Something in between, standing in a hospital room, waiting to learn what could still survive.
Then my phone vibrated once, though it was off.
A remembered vibration, perhaps.
Or guilt pretending to be sound.
I reached into my pocket, took it out, and placed it on the table without turning it on.
Lucie saw the gesture.
This time, she did not nod.
But she did not look away either.
After a while, she said, “When we leave here, I don’t want to go home to her messages.”
I understood what she was really asking.
Not about an apartment.
Not about voicemail.
About whether I would finally stand between her and the thing I had called harmless.
I looked at the phone.
Then at the faint bruise my own nails had left in my palm earlier that night.
“I’ll call her from here,” I said. “And you won’t have to speak.”
Lucie closed her eyes again.
Her hand moved once over her belly, slow and protective.

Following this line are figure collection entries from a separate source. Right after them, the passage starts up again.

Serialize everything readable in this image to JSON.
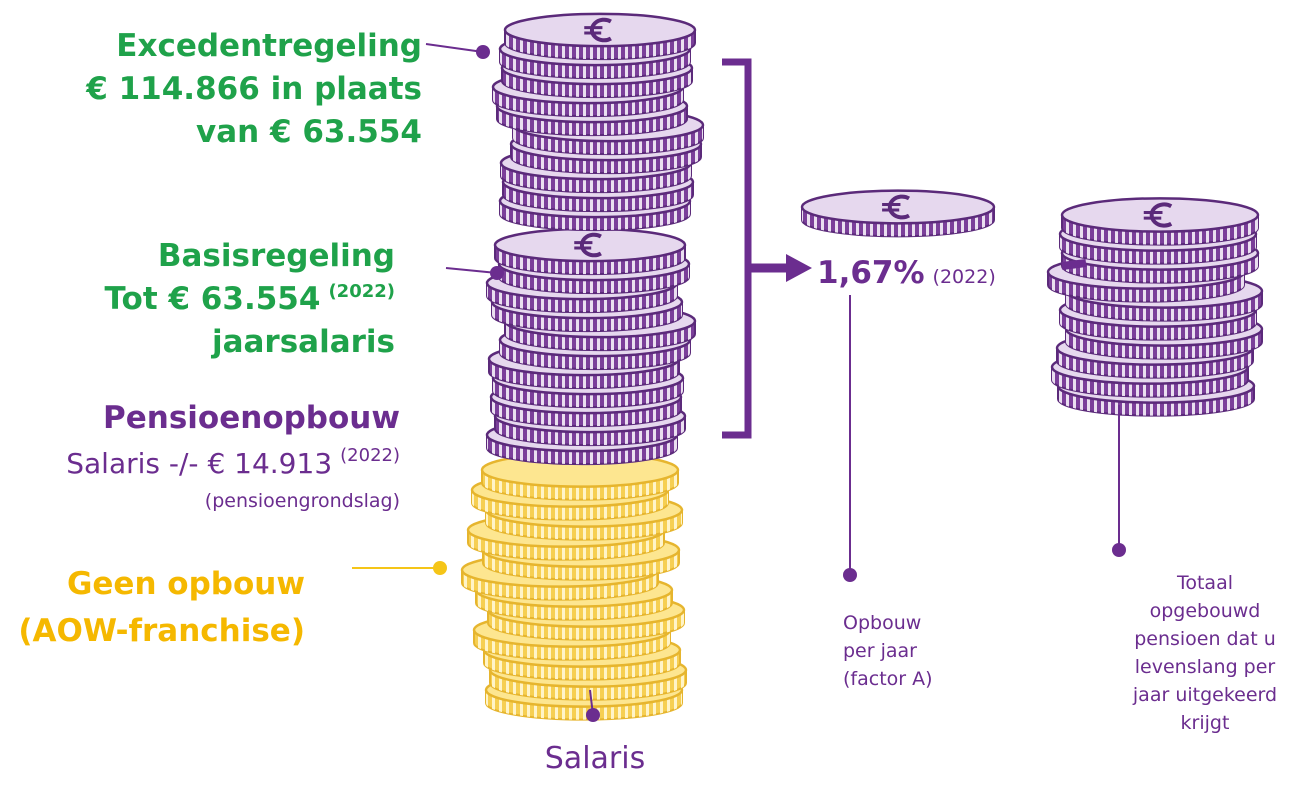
{
  "excedent": {
    "lines": [
      "Excedentregeling",
      "€ 114.866 in plaats",
      "van € 63.554"
    ]
  },
  "basis": {
    "line1": "Basisregeling",
    "line2": "Tot € 63.554",
    "line2_sup": "(2022)",
    "line3": "jaarsalaris"
  },
  "opbouw": {
    "title": "Pensioenopbouw",
    "line2": "Salaris -/- € 14.913",
    "line2_sup": "(2022)",
    "line3": "(pensioengrondslag)"
  },
  "franchise": {
    "lines": [
      "Geen opbouw",
      "(AOW-franchise)"
    ]
  },
  "salaris": "Salaris",
  "factor": {
    "value": "1,67%",
    "year": "(2022)",
    "caption": [
      "Opbouw",
      "per jaar",
      "(factor A)"
    ]
  },
  "totaal": {
    "caption": [
      "Totaal",
      "opgebouwd",
      "pensioen dat u",
      "levenslang per",
      "jaar uitgekeerd",
      "krijgt"
    ]
  }
}
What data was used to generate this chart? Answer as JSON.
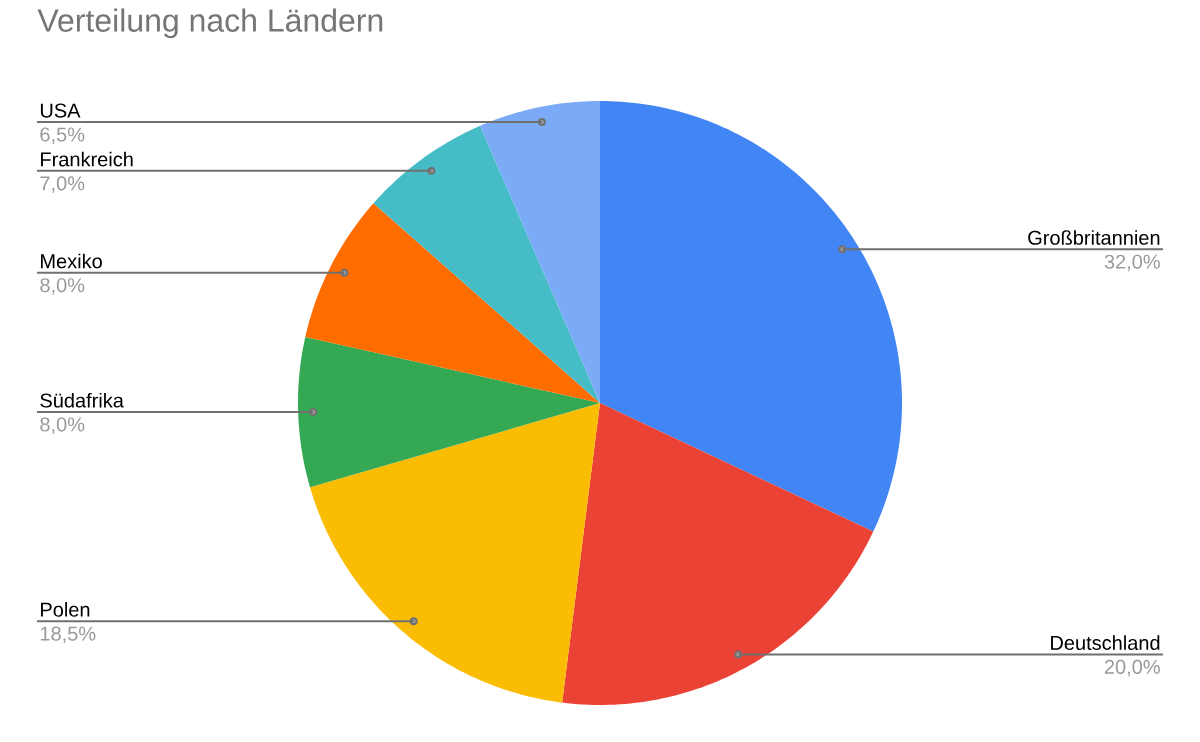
{
  "chart_data": {
    "type": "pie",
    "title": "Verteilung nach Ländern",
    "categories": [
      "Großbritannien",
      "Deutschland",
      "Polen",
      "Südafrika",
      "Mexiko",
      "Frankreich",
      "USA"
    ],
    "values": [
      32,
      20,
      18.5,
      8,
      8,
      7,
      6.5
    ],
    "colors": [
      "#4285f4",
      "#ea4335",
      "#fbbc04",
      "#34a853",
      "#ff6d01",
      "#46bdc6",
      "#7baaf7"
    ],
    "value_labels": [
      "32,0%",
      "20,0%",
      "18,5%",
      "8,0%",
      "8,0%",
      "7,0%",
      "6,5%"
    ]
  }
}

The hallway outside brightened with morning, and somewhere nearby, another machine began to beep in steady rhythm.
I picked up the phone.
Turned it on.
And before the first message could finish loading, I already knew the next words would cost me something.
The first message loaded before I had time to prepare myself.
Adrien, I know you are angry, but a mother has the right to protect her son.
I stared at the sentence until the letters stopped feeling like words and became something colder.
Lucie did not ask what it said.
She only watched my face, and that restraint was worse than any demand.
There were six messages after that, each one dressed as concern, each one carrying the same poison.
She is emotional right now.
Do not let panic decide your future.
A paternity test would protect everyone.
You deserve certainty before you attach yourself forever.
I read them all.
Not because I wanted to.
Because turning away now would only be another version of the same cowardice.
My thumb hovered above the call button.
For years, I had answered my mother with explanations, soft words, little compromises.
That morning, in the hospital room, explanations suddenly felt like another way of asking Lucie to endure more.
I pressed call.
My mother answered on the second ring, breathless, as if she had been waiting with the phone in her hand.
“Adrien, finally. Listen to me before she fills your head with tears.”
I closed my eyes.
Lucie’s fingers tightened around the sheet, but she stayed silent.
“No,” I said. “You will listen.”
The line went quiet.
I could hear my mother breathing, offended before any accusation had even reached her.
“Lucie is in the hospital,” I said. “The baby is at risk, and your words helped bring her here.”